Abercrombie & Fitch 'Larger' Female Employees Had To Wear Men's Clothes To Work, Says Former Employee

A&F 'Larger' Female Employees Had To Wear Men's Clothes To Work?

After weeks of controversy regarding Abercrombie & Fitch's limited clothing sizes for women, its CEO's disdain for customers that aren't "cool kids" and his half-baked apology, we thought that there couldn't possibly be any more frustrating realizations about the clothing brand. After reading former employee Kjerstin Gruys' essay in Salon about her experiences working for A&F, it's safe to say we were wrong.

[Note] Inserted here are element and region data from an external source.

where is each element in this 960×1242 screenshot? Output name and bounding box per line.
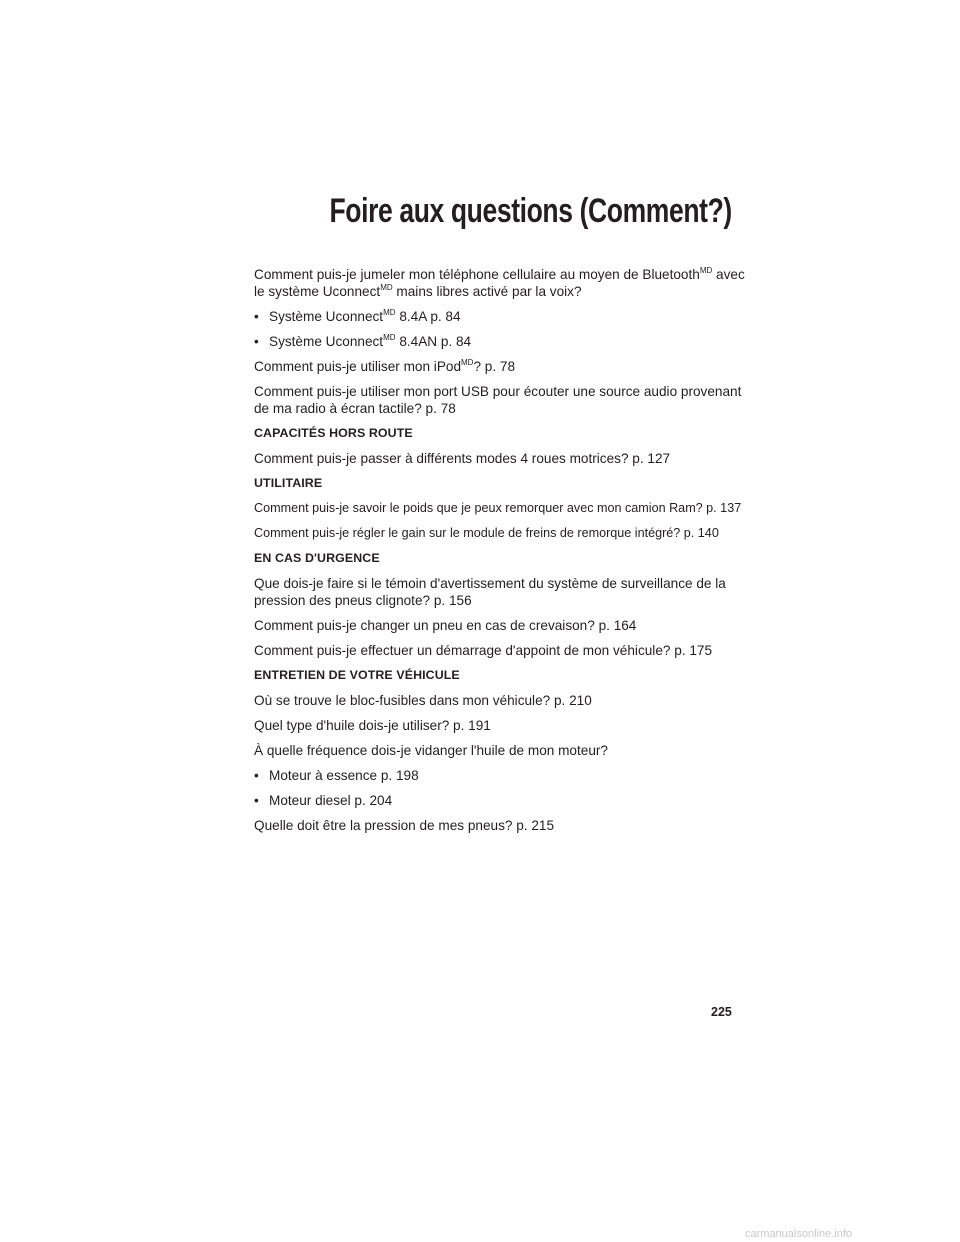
faq-question-oil-change: À quelle fréquence dois-je vidanger l'huile de mon moteur? [254, 743, 608, 758]
section-heading-utility: UTILITAIRE [254, 476, 323, 490]
bullet-icon: • [254, 334, 259, 349]
page-title: Foire aux questions (Comment?) [329, 192, 732, 230]
faq-content [254, 266, 754, 842]
watermark: carmanualsonline.info [745, 1228, 853, 1240]
bullet-icon: • [254, 309, 259, 324]
faq-question-fuses: Où se trouve le bloc-fusibles dans mon véhicule? p. 210 [254, 693, 592, 708]
faq-question-oil-type: Quel type d'huile dois-je utiliser? p. 191 [254, 718, 491, 733]
faq-question-ipod: Comment puis-je utiliser mon iPod$^{MD}$? p. 78 [254, 358, 516, 374]
bullet-icon: • [254, 768, 259, 783]
faq-question-bluetooth: Comment puis-je jumeler mon téléphone cellulaire au moyen de Bluetooth$^{MD}$ avec le système Uconnect$^{MD}$ mains libres activé par la voix? [254, 266, 745, 299]
section-heading-emergency: EN CAS D'URGENCE [254, 551, 380, 565]
faq-question-jump-start: Comment puis-je effectuer un démarrage d'appoint de mon véhicule? p. 175 [254, 643, 713, 658]
faq-question-flat-tire: Comment puis-je changer un pneu en cas de crevaison? p. 164 [254, 618, 637, 633]
faq-bullet-uconnect-84a: • Système Uconnect$^{MD}$ 8.4A p. 84 [254, 308, 461, 324]
faq-question-usb: Comment puis-je utiliser mon port USB pour écouter une source audio provenant de ma radio à écran tactile? p. 78 [254, 384, 742, 416]
faq-question-4wd: Comment puis-je passer à différents modes 4 roues motrices? p. 127 [254, 451, 671, 466]
faq-question-trailer-brake: Comment puis-je régler le gain sur le module de freins de remorque intégré? p. 140 [254, 526, 719, 540]
faq-bullet-uconnect-84an: • Système Uconnect$^{MD}$ 8.4AN p. 84 [254, 333, 472, 349]
faq-bullet-diesel-engine: • Moteur diesel p. 204 [254, 793, 393, 808]
page-number: 225 [711, 1005, 732, 1019]
faq-question-tpms: Que dois-je faire si le témoin d'avertissement du système de surveillance de la pression des pneus clignote? p. 156 [254, 576, 726, 608]
faq-question-tire-pressure: Quelle doit être la pression de mes pneus? p. 215 [254, 818, 555, 833]
section-heading-maintenance: ENTRETIEN DE VOTRE VÉHICULE [254, 668, 460, 682]
section-heading-offroad: CAPACITÉS HORS ROUTE [254, 426, 413, 440]
faq-question-towing: Comment puis-je savoir le poids que je peux remorquer avec mon camion Ram? p. 137 [254, 501, 742, 515]
bullet-icon: • [254, 793, 259, 808]
faq-bullet-gas-engine: • Moteur à essence p. 198 [254, 768, 419, 783]
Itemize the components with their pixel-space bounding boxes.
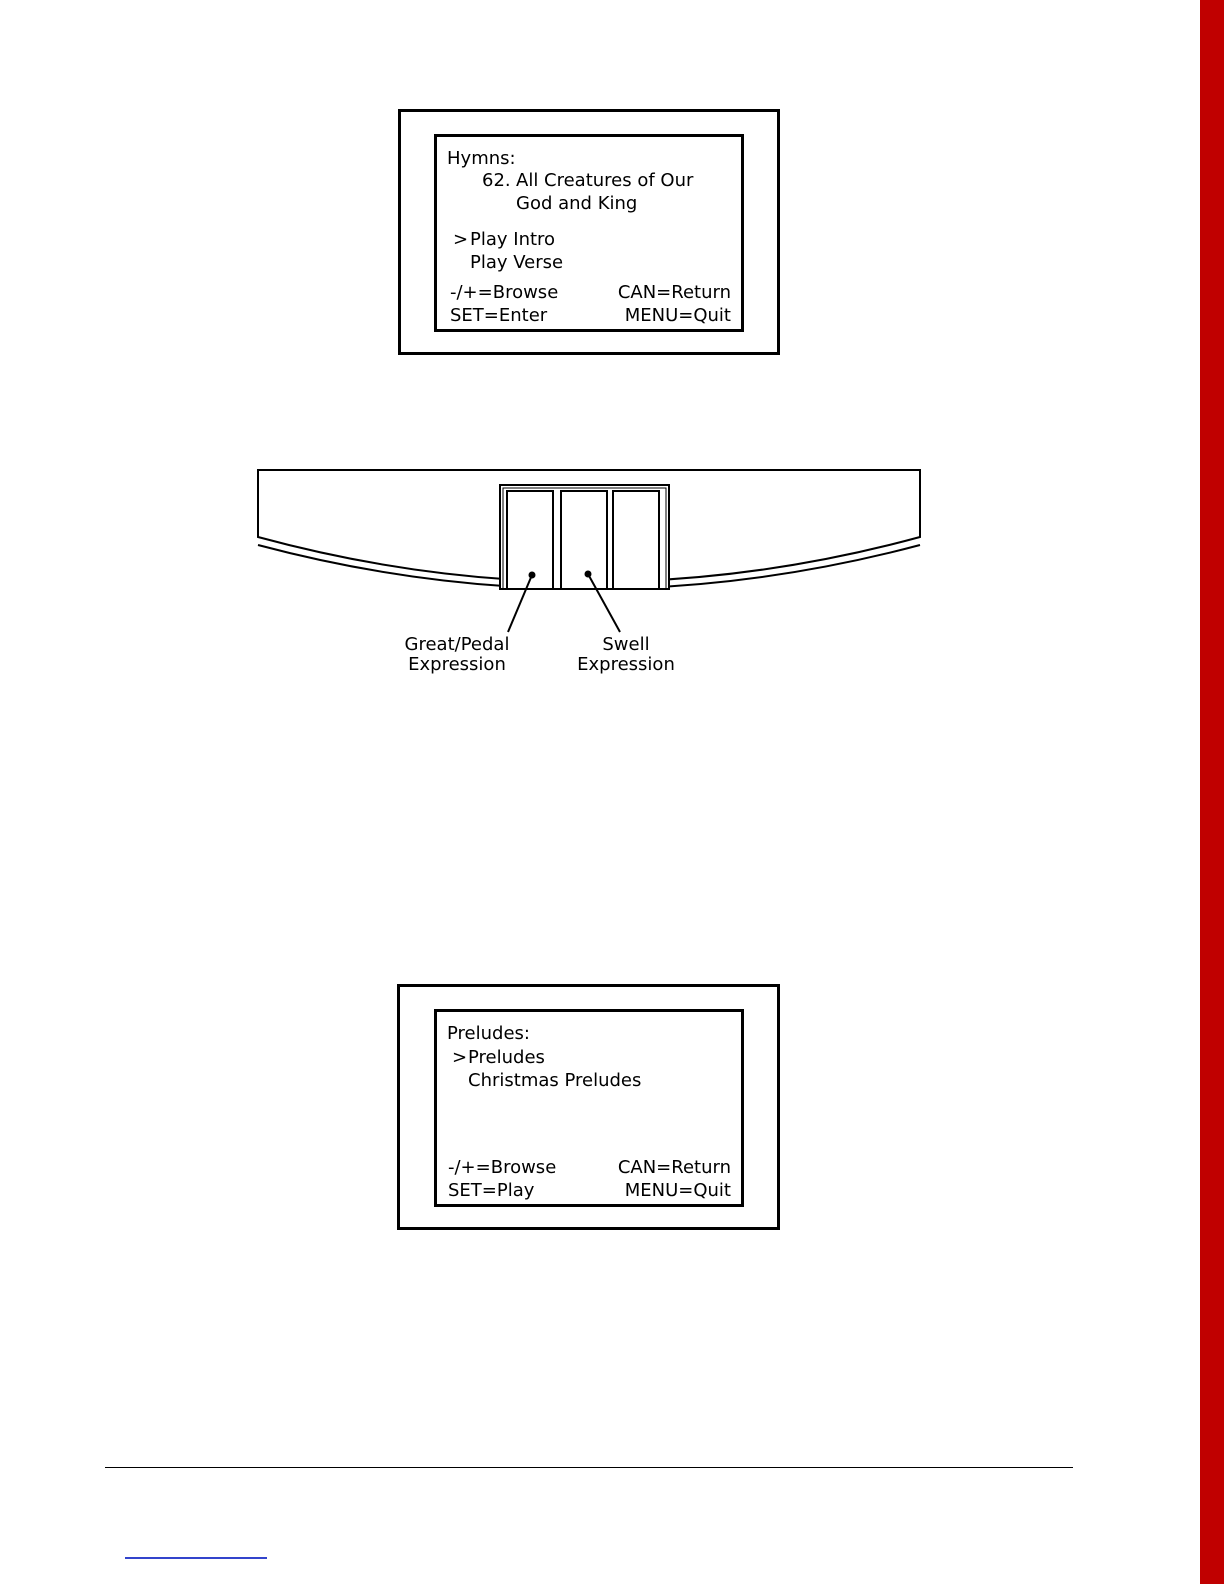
option-play-intro[interactable]: Play Intro [470, 229, 556, 250]
footer-return: CAN=Return [617, 282, 731, 303]
option-marker: > [452, 1047, 468, 1068]
footer-quit: MENU=Quit [624, 305, 731, 326]
hymn-name-line1: All Creatures of Our [516, 170, 694, 191]
hymn-name-line2: God and King [516, 193, 638, 214]
option-preludes[interactable]: Preludes [468, 1047, 545, 1068]
great-pedal-expression-label: Great/Pedal Expression [404, 634, 510, 675]
footer-divider [105, 1467, 1073, 1468]
footer-return: CAN=Return [617, 1157, 731, 1178]
hymn-number: 62. [482, 170, 511, 191]
footer-quit: MENU=Quit [624, 1180, 731, 1201]
preludes-title: Preludes: [447, 1023, 530, 1044]
footer-enter: SET=Enter [450, 305, 548, 326]
footer-browse: -/+=Browse [448, 1157, 557, 1178]
preludes-lcd-screen [434, 1009, 744, 1207]
option-play-verse[interactable]: Play Verse [470, 252, 564, 273]
footer-play: SET=Play [448, 1180, 535, 1201]
option-marker: > [453, 229, 469, 250]
swell-expression-label: Swell Expression [577, 634, 675, 675]
footer-link-underline[interactable] [125, 1557, 267, 1559]
page-edge-marker [1200, 0, 1224, 1584]
footer-browse: -/+=Browse [450, 282, 559, 303]
option-christmas-preludes[interactable]: Christmas Preludes [468, 1070, 642, 1091]
hymns-title: Hymns: [447, 148, 516, 169]
callout-lines [500, 565, 630, 640]
hymns-lcd-screen [434, 134, 744, 332]
preludes-lcd-frame [397, 984, 780, 1230]
hymns-lcd-frame [398, 109, 780, 355]
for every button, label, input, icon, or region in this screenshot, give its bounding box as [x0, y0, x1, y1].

Gruys, who was once a merchant in Abercrombie & Fitch's outerwear division and is now a sociologist who researches body image, talks about the pressure she felt to maintain a certain size given that A&F required employees to dress "on-brand" (a.k.a. wear only current Abercrombie clothing to work each day). She wrote:

I squeezed myself into the second-largest A&F women’s size available -- an 8 -- and dieted to stay that size. It terrified me to know that if I gained weight and sized out of their women’s clothes, I’d have to wear ill-fitting men’s T-shirts and sweatshirts to work every day, as I’d seen other “large” women do.

So even though A&F was employing these women, ostensibly for their skills, they maintained a policy that forced their employees to wear ill-fitting, unprofessional men's clothing in the workplace. Sounds like a pretty uncomfortable work environment to us, not to mention the fact that wearing clothing clearly created for teenagers in an office full of adults is odd to begin with.

"Can we pause to imagine the hilarity of grown people sitting in an office wearing the latest season of Abercrombie clothing? How anyone manages to pull off frayed, embellished short-shorts in a work environment is beyond me," wrote Jezebel's Meher Ahmad.

Gruys also argued in her Salon piece that the public outrage over Abercrombie's policies is incongruous with our general lack of outrage over so-called "vanity sizing," where companies lower the numbered size of clothing items without actually changing the measurements. So last year's size 12 could be this year's size 8.

"Given our emotional attachment to vanity sizing, our critique of A&F is both ironic and ill-conceived," she wrote. "If so many of us agree -- nay, beg -- to have fashion retailers lie to us when it comes to our own clothing size, why are we so horrified and furious to learn that retailers are just as fat-phobic as we are? We can’t have it both ways, not if we desire real change."

Gruys isn't the only one using the Abercombie debacle as an opportunity to bring the public's attention to the larger issues that inform fat-phobic policies like Abercrombie & Fitch's. When blogger Jes M. Baker of The Militant Baker did a photo shoot recreating A&F ads using the tagline "Attractive & Fat," she stressed that her project wasn't just about targeting one company.

"What this is about is eliminating the differentiation between cool kids and not cool kids, not using the versus when it comes to pretty vs. ugly and not separating attractive and fat," she said on the 'Today' show in May.

And that's a message we all need to hear more often.